Art bug offers way out of crisis
Carrying heavy collection cases led to health problems, and with an injured back and urge for change Brigitta has to take some time out to ponder life. A year before her fortieth birthday she starts to attend painting classes at the School of Art and Design in Zurich. Then, in 1991, Brigitta once again packs her bags, this time however they contain paints and brushes: prompted by the wish to establish a distance, Brigitta decides to study at the famous Art Institute in San Francisco. She attends courses in painting, photography and printmaking. While in America she succumbs irrevocably to the art bug – and Brigitta is convinced that she has now found her true vocation. Back in Zurich she enrols at the F+F School for Art and Media Design from where she graduates in 1995.
Brigitta experiments with various materials and techniques. She paints, preferring the classic technique of oil on a cotton canvas; she draws, takes photographs and makes sculptures out of tracing paper. The ink drawings emerge as a result of Brigitta’s fondness of Far Eastern culture and having for several years attended courses taught by the Korean master Kwangja Yang. Tracing paper quite quickly establishes itself as Brigitta’s favourite material. It is a metaphor for vulnerability, fragility and transience. She draws and paints on this type of paper, or turns it into three-dimensional art objects. She makes My Pillow, ein Boot, and tête-à-tête, all of which are components of installations for various exhibitions. In her latest work Fabrikschau, Brigitta Gabban displays digital prints of large-scale photographs on transparent film.
After just a few years of experimenting, Brigitta’s work has matured enough for it to be accepted at the Galerie für Gegenwartskunst in Bonstetten. And in 1996 Brigitta’s artistic and curatorial involvement in Thalwil, her place of residence, begins: she designs and organises exhibitions and big events for ThalwilerHofKunst. Her conceptual work for the KreuzKunstQuer art event becomes the talk of the town: for example, she throws darts at a map of Thalwil. The targets are houses. Then photographs of the inhabitants – in groups of people sharing the same accommodation, and their pets – are taken and displayed meeting afresh in a slide show Wohnort Thalwil.

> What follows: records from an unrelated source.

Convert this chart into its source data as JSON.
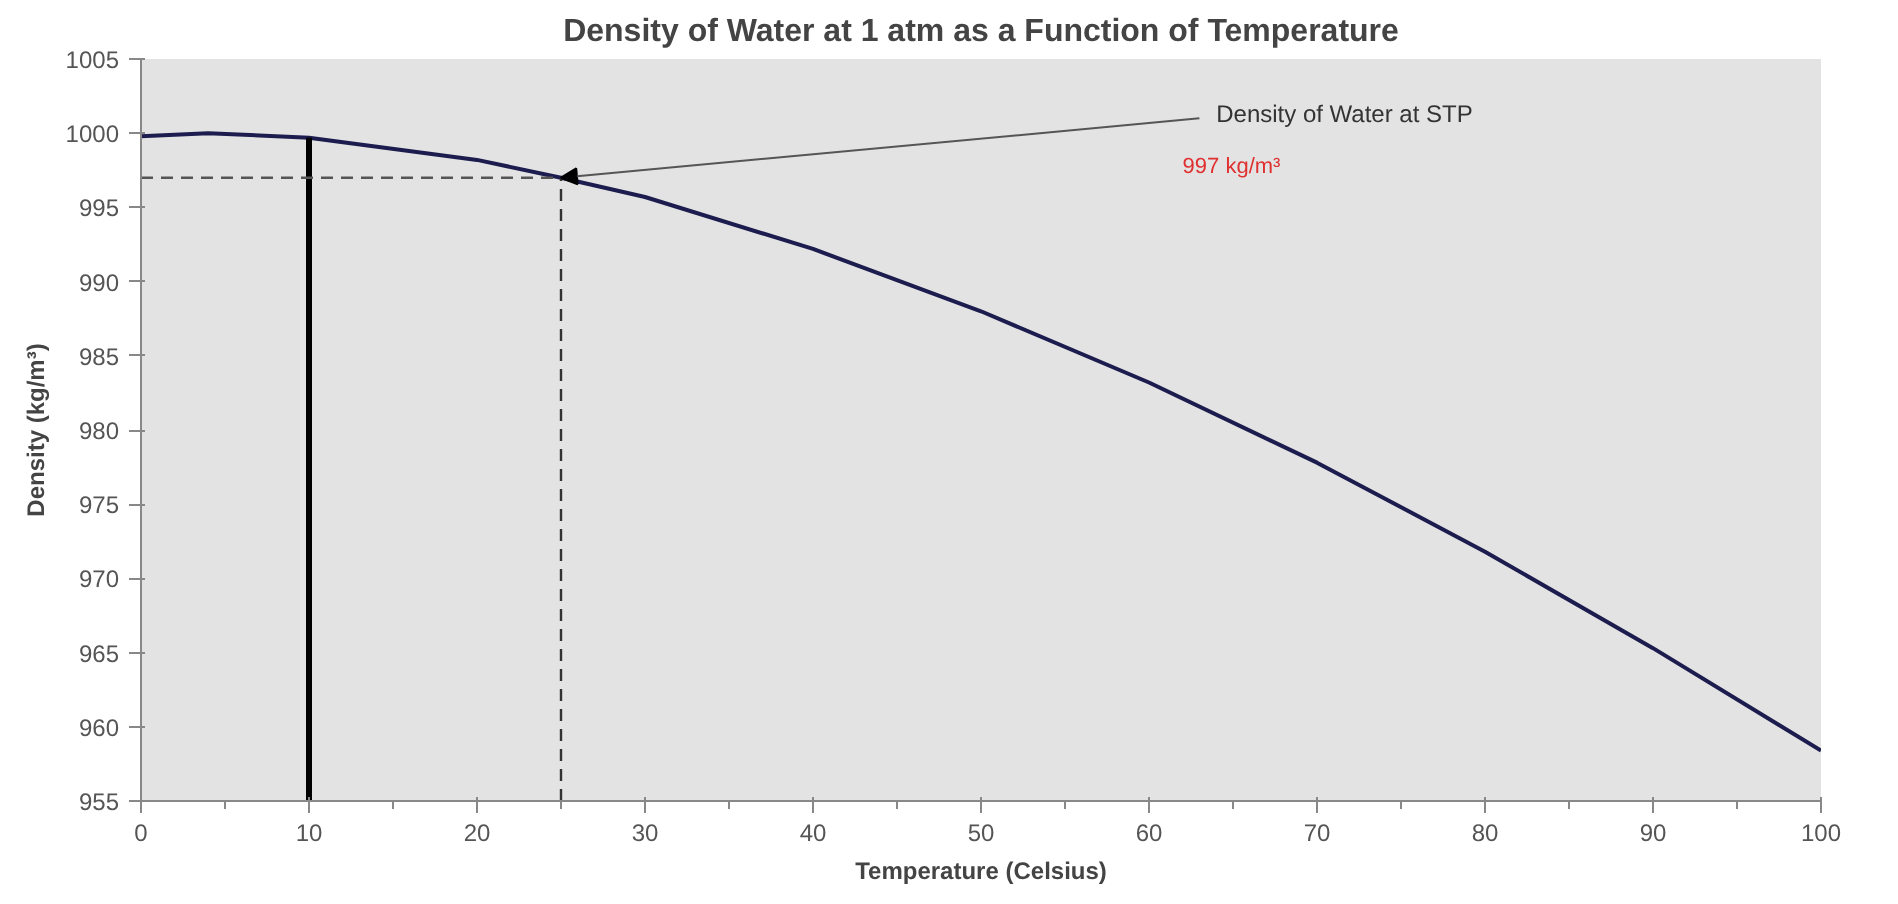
{
  "chart_data": {
    "type": "line",
    "title": "Density of Water at 1 atm as a Function of Temperature",
    "xlabel": "Temperature (Celsius)",
    "ylabel": "Density (kg/m³)",
    "x": [
      0,
      4,
      10,
      20,
      25,
      30,
      40,
      50,
      60,
      70,
      80,
      90,
      100
    ],
    "series": [
      {
        "color": "#1c1c4e",
        "values": [
          999.8,
          1000.0,
          999.7,
          998.2,
          997.0,
          995.7,
          992.2,
          988.0,
          983.2,
          977.8,
          971.8,
          965.3,
          958.4
        ]
      }
    ],
    "xlim": [
      0,
      100
    ],
    "xticks": [
      0,
      10,
      20,
      30,
      40,
      50,
      60,
      70,
      80,
      90,
      100
    ],
    "ylim": [
      955,
      1005
    ],
    "yticks": [
      955,
      960,
      965,
      970,
      975,
      980,
      985,
      990,
      995,
      1000,
      1005
    ],
    "marker": "none",
    "line_style": "solid",
    "ref_lines": [
      {
        "axis": "x",
        "value": 10,
        "color": "#000000",
        "line_style": "solid"
      },
      {
        "axis": "x",
        "value": 25,
        "color": "#333333",
        "line_style": "dashed"
      },
      {
        "axis": "y",
        "value": 997,
        "color": "#555555",
        "line_style": "dashed"
      }
    ],
    "annotations": [
      {
        "text": "Density of Water at STP",
        "x": 25,
        "y": 997
      },
      "997  kg/m³"
    ]
  }
}
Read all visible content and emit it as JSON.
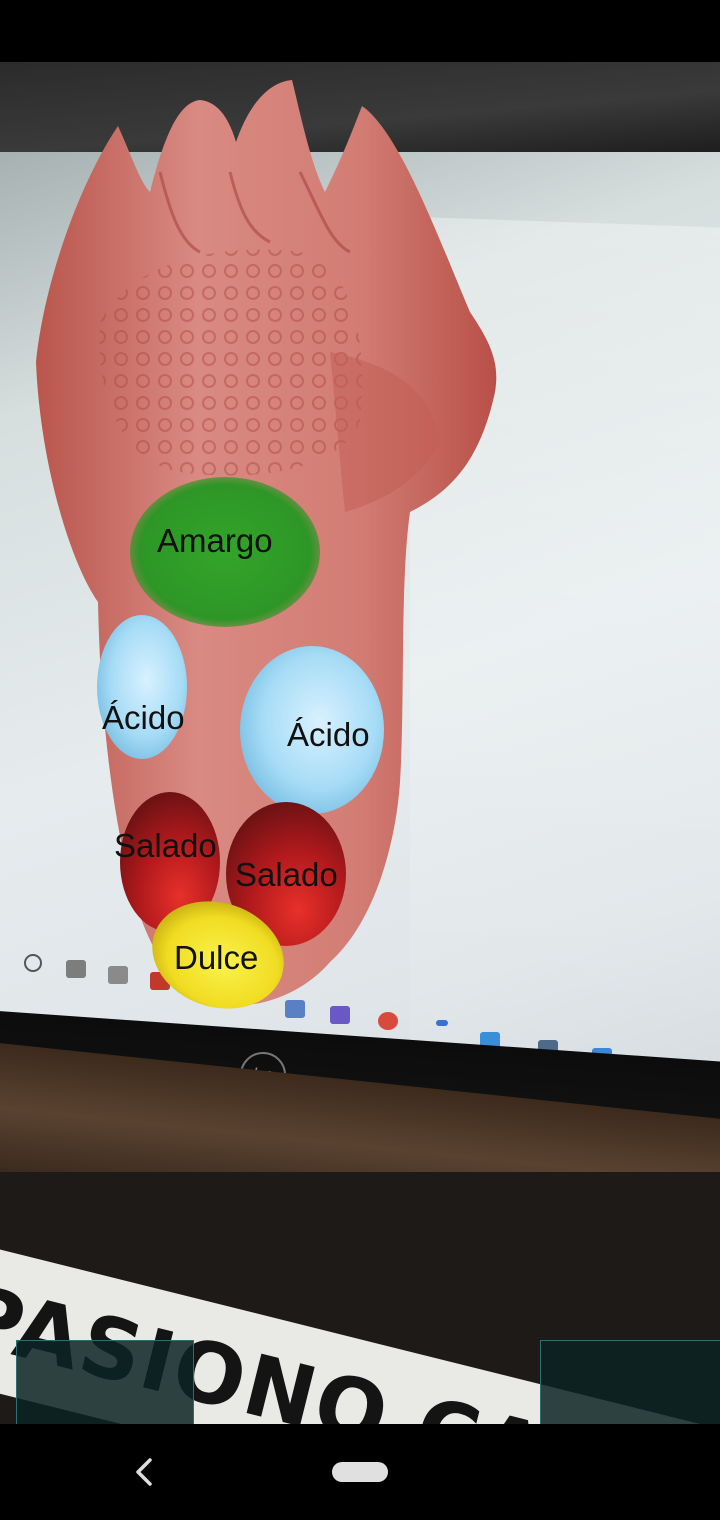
{
  "camera_scene": {
    "banner_text": "PASIONO CAMBIA DE PROF",
    "laptop_brand": "hp"
  },
  "tongue_model": {
    "zones": [
      {
        "id": "bitter",
        "label": "Amargo",
        "color": "#2e9e28"
      },
      {
        "id": "sour-left",
        "label": "Ácido",
        "color": "#a9dcf5"
      },
      {
        "id": "sour-right",
        "label": "Ácido",
        "color": "#a9dcf5"
      },
      {
        "id": "salty-left",
        "label": "Salado",
        "color": "#b0191c"
      },
      {
        "id": "salty-right",
        "label": "Salado",
        "color": "#b0191c"
      },
      {
        "id": "sweet",
        "label": "Dulce",
        "color": "#f2e22a"
      }
    ]
  },
  "navigation": {
    "back_icon": "chevron-left-icon",
    "home_icon": "home-pill-icon"
  }
}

In 1997 Brigitta moves into her studio in Zurich’s Seefeld district, but she also frequently retires to the Ticino, where a converted goatshed in the Val Colla offers an opportunity to work uninterrupted. In recent years Brigitta’s work has been shown in several individual and group exhibitions. In 2006 her work will for the first time be shown in an individual exhibition in the United States, in Tulsa, Oklahoma.

And now, after ten years working as a creative artist, this book takes stock while at the same time representing a further important step in the life of this artist.

Impressed by Brigitta’s success story, I cannot help wondering whether she might one day abandon her artistic career path just as she abandoned the business career which preceded it. Brigitta shakes her head vehemently, „I’m going to be an artist for the rest of my life”, she is absolutely certain about that – and I am very glad to hear it.